Cannes jury members
Snapshots of the jury members who will anoint Cannes' Competition winners.
A top studio director, Burton arrives in Cannes on the heels of his biggest boxoffice success, "Alice in Wonderland." But that doesn't mean he'll automatically favor mainstream films. Like his friend Johnny Depp, Burton has an affinity for outsider art and could be the wild card in deciding this year's Palme d'Or winner.
As head of the Venice Film Festival from 1999-2001, Barbera opened the event to the East, and all three Golden Lion winners under his tenure notably were for Asian films: Zhang Yimou's "Not One Less," Jafar Panahi's "The Circle" and Mira Nair's "Monsoon Wedding." Still, he's also head of Italy's National Film Museum in Turin and knows film history inside out.
Brit actress Beckinsale may seem to be a sop to Hollywood, given her mainstream credits in such films as "Pearl Harbor," "Van Helsing" and the "Underworld" franchise, but she also has deep roots in acting and her father, the late Richard Beckinsale, was one of the best. Look for her to veer toward actor-friendly features.
The token Frenchman on this year's jury, writer-director Carrere is a former movie critic who provides a link between film and the literary world. His big themes--in films like his 2005 feature debut, "La moustache," or his recent novel "Un Roman russe"--are madness and obsession. That could help more literary submissions and play against Burton's visual orientation.
Del Toro was on the receiving end in Cannes two years ago, when he took best actor as the iconic Cuban revolutionary in Stephen Soderbergh's "Che." Despite his arthouse cred, Del Toro is solidly in the Hollywood stable--whether as "TheWolfman" in Universal's recent remake or as Moe in the Farrellys' upcoming "Three Stooges" film.
With just three features in his decades-long career, director Erice makes Terrence Malick look downright prolific. But the trio--"The Spirit of the Beehive" (1973), "El Sur" (1983) and "The Dream of Light" (1992)--have been enough to establish him as one of Spain's greatest filmmakers.
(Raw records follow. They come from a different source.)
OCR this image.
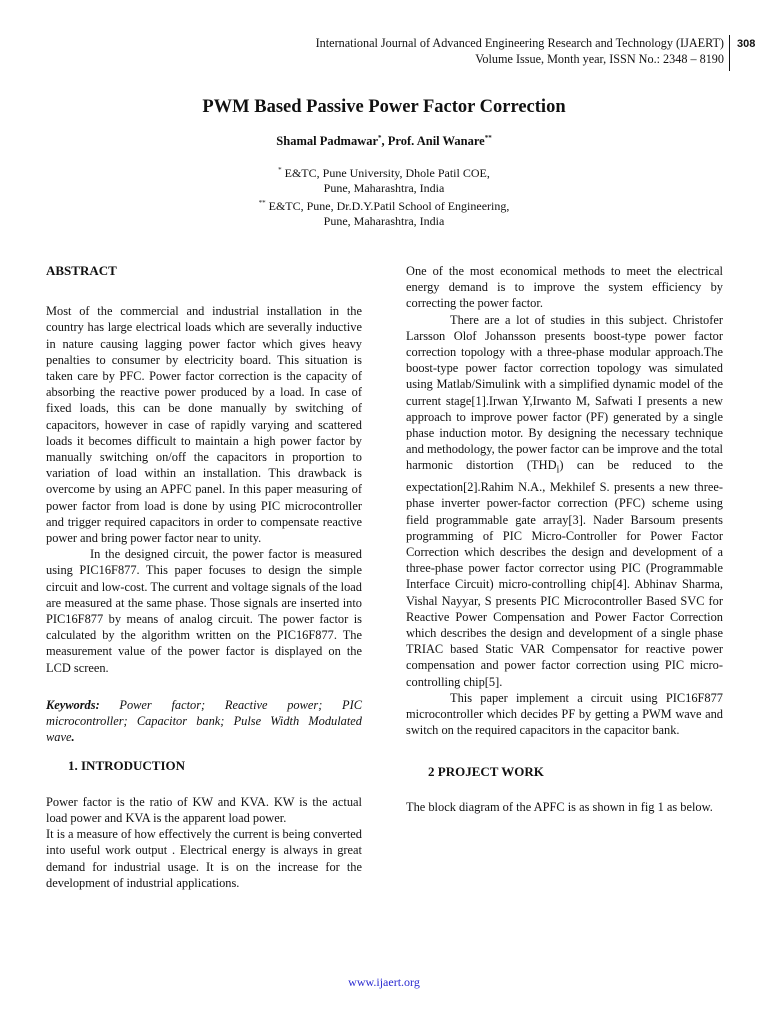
International Journal of Advanced Engineering Research and Technology (IJAERT)
Volume Issue, Month year, ISSN No.: 2348 – 8190
308
PWM Based Passive Power Factor Correction
Shamal Padmawar*, Prof. Anil Wanare**
* E&TC, Pune University, Dhole Patil COE,
Pune, Maharashtra, India
** E&TC, Pune, Dr.D.Y.Patil School of Engineering,
Pune, Maharashtra, India
ABSTRACT

Most of the commercial and industrial installation in the country has large electrical loads which are severally inductive in nature causing lagging power factor which gives heavy penalties to consumer by electricity board. This situation is taken care by PFC. Power factor correction is the capacity of absorbing the reactive power produced by a load. In case of fixed loads, this can be done manually by switching of capacitors, however in case of rapidly varying and scattered loads it becomes difficult to maintain a high power factor by manually switching on/off the capacitors in proportion to variation of load within an installation. This drawback is overcome by using an APFC panel. In this paper measuring of power factor from load is done by using PIC microcontroller and trigger required capacitors in order to compensate reactive power and bring power factor near to unity.

In the designed circuit, the power factor is measured using PIC16F877. This paper focuses to design the simple circuit and low-cost. The current and voltage signals of the load are measured at the same phase. Those signals are inserted into PIC16F877 by means of analog circuit. The power factor is calculated by the algorithm written on the PIC16F877. The measurement value of the power factor is displayed on the LCD screen.

Keywords: Power factor; Reactive power; PIC microcontroller; Capacitor bank; Pulse Width Modulated wave.

1. INTRODUCTION

Power factor is the ratio of KW and KVA. KW is the actual load power and KVA is the apparent load power.

It is a measure of how effectively the current is being converted into useful work output . Electrical energy is always in great demand for industrial usage. It is on the increase for the development of industrial applications.

One of the most economical methods to meet the electrical energy demand is to improve the system efficiency by correcting the power factor.

There are a lot of studies in this subject. Christofer Larsson Olof Johansson presents boost-type power factor correction topology with a three-phase modular approach.The boost-type power factor correction topology was simulated using Matlab/Simulink with a simplified dynamic model of the current stage[1].Irwan Y,Irwanto M, Safwati I presents a new approach to improve power factor (PF) generated by a single phase induction motor. By designing the necessary technique and methodology, the power factor can be improve and the total harmonic distortion $(THD_i)$ can be reduced to the expectation[2].Rahim N.A., Mekhilef S. presents a new three-phase inverter power-factor correction (PFC) scheme using field programmable gate array[3]. Nader Barsoum presents programming of PIC Micro-Controller for Power Factor Correction which describes the design and development of a three-phase power factor corrector using PIC (Programmable Interface Circuit) micro-controlling chip[4]. Abhinav Sharma, Vishal Nayyar, S presents PIC Microcontroller Based SVC for Reactive Power Compensation and Power Factor Correction which describes the design and development of a single phase TRIAC based Static VAR Compensator for reactive power compensation and power factor correction using PIC micro-controlling chip[5].

This paper implement a circuit using PIC16F877 microcontroller which decides PF by getting a PWM wave and switch on the required capacitors in the capacitor bank.

2 PROJECT WORK

The block diagram of the APFC is as shown in fig 1 as below.

www.ijaert.org
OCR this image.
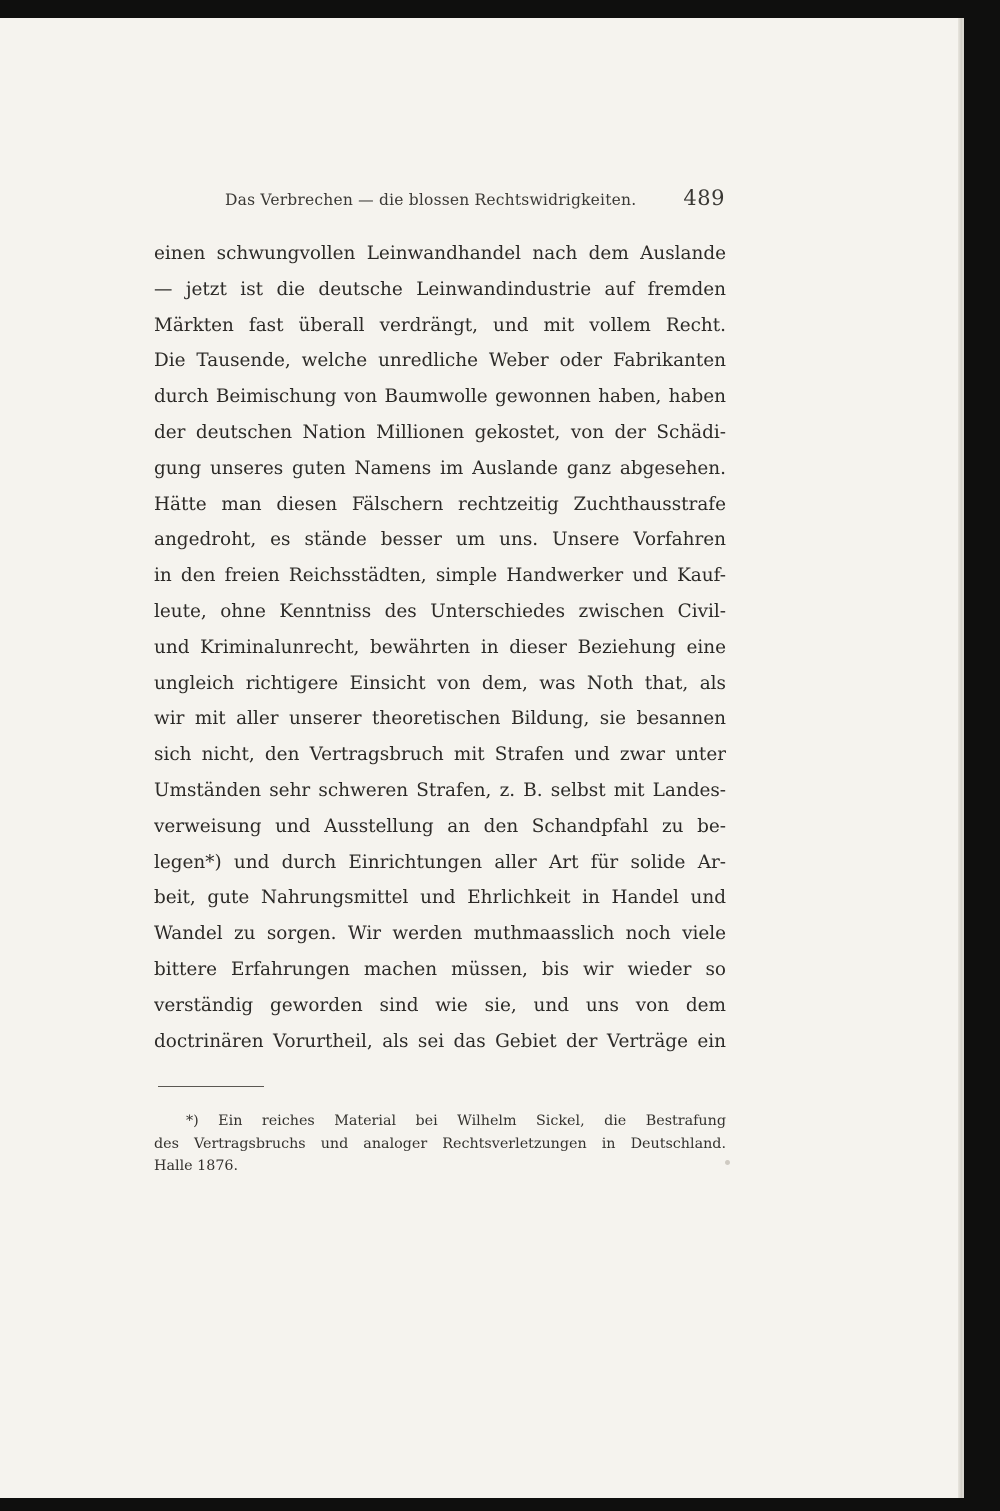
Das Verbrechen — die blossen Rechtswidrigkeiten. 489
einen schwungvollen Leinwandhandel nach dem Auslande
— jetzt ist die deutsche Leinwandindustrie auf fremden
Märkten fast überall verdrängt, und mit vollem Recht.
Die Tausende, welche unredliche Weber oder Fabrikanten
durch Beimischung von Baumwolle gewonnen haben, haben
der deutschen Nation Millionen gekostet, von der Schädi-
gung unseres guten Namens im Auslande ganz abgesehen.
Hätte man diesen Fälschern rechtzeitig Zuchthausstrafe
angedroht, es stände besser um uns. Unsere Vorfahren
in den freien Reichsstädten, simple Handwerker und Kauf-
leute, ohne Kenntniss des Unterschiedes zwischen Civil-
und Kriminalunrecht, bewährten in dieser Beziehung eine
ungleich richtigere Einsicht von dem, was Noth that, als
wir mit aller unserer theoretischen Bildung, sie besannen
sich nicht, den Vertragsbruch mit Strafen und zwar unter
Umständen sehr schweren Strafen, z. B. selbst mit Landes-
verweisung und Ausstellung an den Schandpfahl zu be-
legen*) und durch Einrichtungen aller Art für solide Ar-
beit, gute Nahrungsmittel und Ehrlichkeit in Handel und
Wandel zu sorgen. Wir werden muthmaasslich noch viele
bittere Erfahrungen machen müssen, bis wir wieder so
verständig geworden sind wie sie, und uns von dem
doctrinären Vorurtheil, als sei das Gebiet der Verträge ein
*) Ein reiches Material bei Wilhelm Sickel, die Bestrafung
des Vertragsbruchs und analoger Rechtsverletzungen in Deutschland.
Halle 1876.
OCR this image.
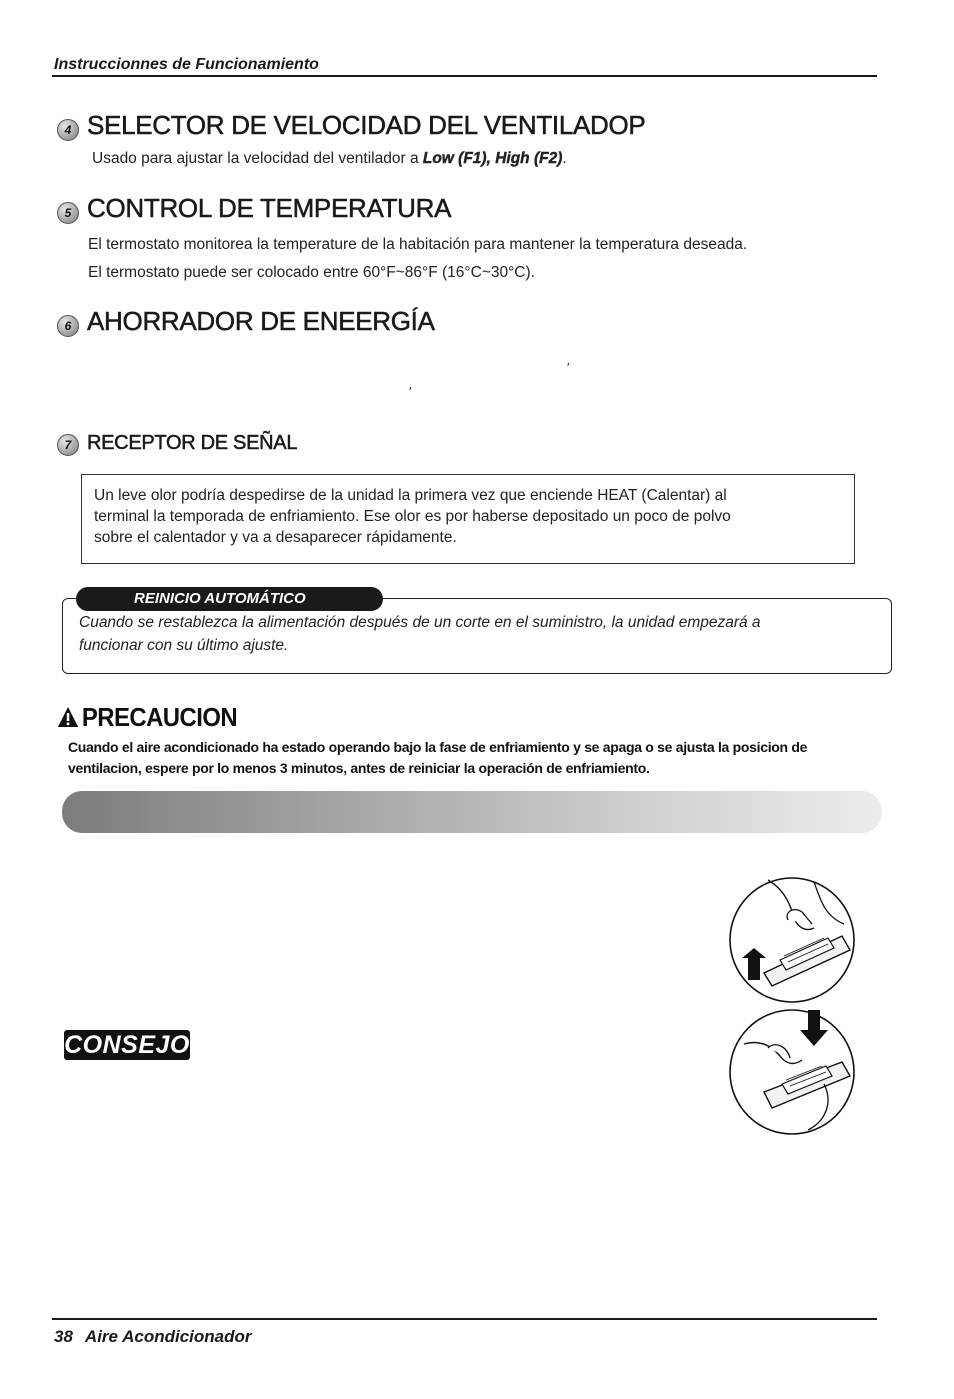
Instruccionnes de Funcionamiento
4 SELECTOR DE VELOCIDAD DEL VENTILADOP
Usado para ajustar la velocidad del ventilador a Low (F1), High (F2).
5 CONTROL DE TEMPERATURA
El termostato monitorea la temperature de la habitación para mantener la temperatura deseada.
El termostato puede ser colocado entre 60°F~86°F (16°C~30°C).
6 AHORRADOR DE ENEERGÍA
′
′
7 RECEPTOR DE SEÑAL
Un leve olor podría despedirse de la unidad la primera vez que enciende HEAT (Calentar) al
terminal la temporada de enfriamiento. Ese olor es por haberse depositado un poco de polvo
sobre el calentador y va a desaparecer rápidamente.
Cuando se restablezca la alimentación después de un corte en el suministro, la unidad empezará a
funcionar con su último ajuste.
REINICIO AUTOMÁTICO
PRECAUCION
Cuando el aire acondicionado ha estado operando bajo la fase de enfriamiento y se apaga o se ajusta la posicion de
ventilacion, espere por lo menos 3 minutos, antes de reiniciar la operación de enfriamiento.
CONSEJO
38 Aire Acondicionador
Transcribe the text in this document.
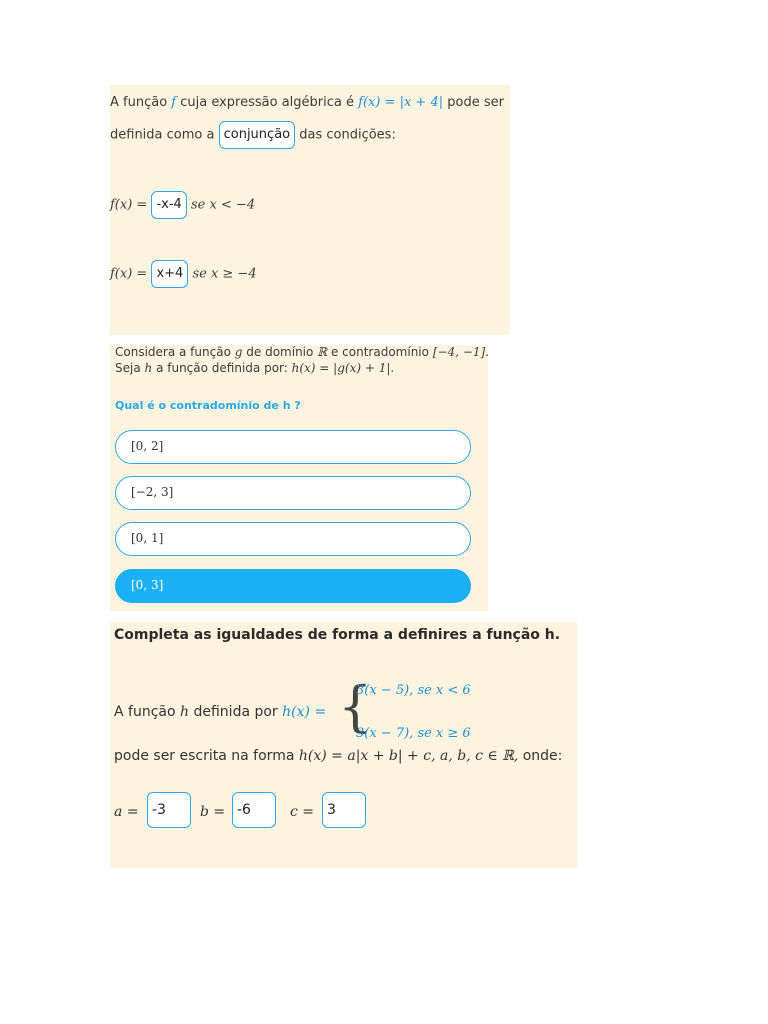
A função f cuja expressão algébrica é f(x) = |x + 4| pode ser
definida como a conjunção das condições:
f(x) = -x-4 se x < −4
f(x) = x+4 se x ≥ −4
Considera a função g de domínio ℝ e contradomínio [−4, −1].
Seja h a função definida por: h(x) = |g(x) + 1|.
Qual é o contradomínio de h ?
[0, 2]
[−2, 3]
[0, 1]
[0, 3]
Completa as igualdades de forma a definires a função h.
A função h definida por h(x) = {
3(x − 5), se x < 6
3(x − 7), se x ≥ 6
pode ser escrita na forma h(x) = a|x + b| + c, a, b, c ∈ ℝ, onde:
a = -3	b = -6	c = 3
An artist to the core, Erice will likely favor real auteur work versus solid professionalism.
Bollywood meets Hollywood in the person of director producer Kapur. His features "Elizabeth" (1998) and "Elizabeth: The Golden Age" (2007) made Cate Blanchett a star and got Kapur noticed stateside. His latest project, "Paani," is set to bridge the Holly-Bollywood divide. Kapur wrote and directed the sci-fi feature, with Barrie Osborne ("The Lord of the Rings") and new age guru Deepak Chopra producing.
Italian darling Mezzogiorno has made a career in that very European genre, the politically tinged period piece. She won an Italian Golden Globe for her performance as Mussolini's secret lover in "Vincere" and also starred in Mike Newell's "Life in the Time of Cholera." But Mezzogiorno is not averse to the modern world--as seen in her gripping performances in the Oscar-nominated "Don't Tell" (2005) and Cannes Competition entry "Palermo Shooting" (2008).Like Beckinsale, expect her to favor actor-oriented pics.